Coinbase & Other Exchanges In Trouble?
The action presents a new danger to the custody policies of cryptocurrency exchanges because other federal regulators actively prevent custodians like banks from keeping consumer cryptocurrency holdings. The modifications also come at a time when the SEC is aggressively stepping up its enforcement efforts.
Despite the fact that the proposal does not single out cryptocurrency companies, SEC Chair Gary Gensler was quoted as saying:
Make no mistake: Based upon how crypto platforms generally operate, investment advisers cannot rely on them as qualified custodians. Though some crypto trading and lending platforms may claim to custody investors’ crypto, that does not mean they are qualified custodians.

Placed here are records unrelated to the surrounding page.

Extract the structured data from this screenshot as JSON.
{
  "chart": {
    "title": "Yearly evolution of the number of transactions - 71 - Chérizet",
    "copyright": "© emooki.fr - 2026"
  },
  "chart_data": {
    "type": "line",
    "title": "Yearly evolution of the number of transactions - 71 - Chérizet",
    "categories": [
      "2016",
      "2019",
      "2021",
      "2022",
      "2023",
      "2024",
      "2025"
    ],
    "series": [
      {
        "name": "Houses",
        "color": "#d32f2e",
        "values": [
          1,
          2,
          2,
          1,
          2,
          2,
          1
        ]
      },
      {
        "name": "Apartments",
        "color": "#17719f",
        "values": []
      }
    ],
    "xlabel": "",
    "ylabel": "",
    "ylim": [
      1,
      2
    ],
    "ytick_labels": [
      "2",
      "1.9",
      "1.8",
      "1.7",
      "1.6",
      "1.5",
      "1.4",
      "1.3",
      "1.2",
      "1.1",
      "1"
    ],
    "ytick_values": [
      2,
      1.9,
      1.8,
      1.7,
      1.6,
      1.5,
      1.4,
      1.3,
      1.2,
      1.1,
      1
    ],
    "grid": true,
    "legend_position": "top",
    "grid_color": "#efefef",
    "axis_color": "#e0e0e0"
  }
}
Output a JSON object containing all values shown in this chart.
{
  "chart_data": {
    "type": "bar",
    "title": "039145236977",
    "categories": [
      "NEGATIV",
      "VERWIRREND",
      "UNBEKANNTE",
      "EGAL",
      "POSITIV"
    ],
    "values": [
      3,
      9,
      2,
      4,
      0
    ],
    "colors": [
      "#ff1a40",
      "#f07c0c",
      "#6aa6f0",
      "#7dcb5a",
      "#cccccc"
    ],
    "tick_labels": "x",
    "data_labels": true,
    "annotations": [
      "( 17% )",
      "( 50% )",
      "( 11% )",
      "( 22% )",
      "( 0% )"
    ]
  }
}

According to the website of cryptocurrency exchange Coinbase, the firm claims to be a qualified crypto custodian, with thousands of institutional clients using its Prime platform to secure their funds. The company’s custodial services brought in revenue of $68.4 million during the first nine months of 2022, which was 21% less than the same period in the previous year.
Crypto’s Growing Regulatory Concerns
In response to Gensler’s alleged anti-crypto stance, SEC commissioner Hester Peirce noted that the Commission does not have the authority to regulate custodians directly. Moreover, given their lack of regulatory authority, Peirce doubted on “who would be on the hook if a qualified custodian failed to satisfy these requirements?”
My statement on today’s custody proposal. Looking forward to comments from the public. This one affects crypto, among many other issues: https://t.co/1eWT6P45Ya
— Hester Peirce (@HesterPeirce) February 15, 2023
The Dodd-Frank Act of 2010, which was passed after the previous significant financial disaster, gives Gensler’s agency the authority to exercise these new rules on the broader crypto market. Although the SEC is rumored to have lately been investigating crypto custodial issues, SEC officials claimed that the agency has been working on this plan for a long time and not in response to any recent theatrics around cryptocurrency.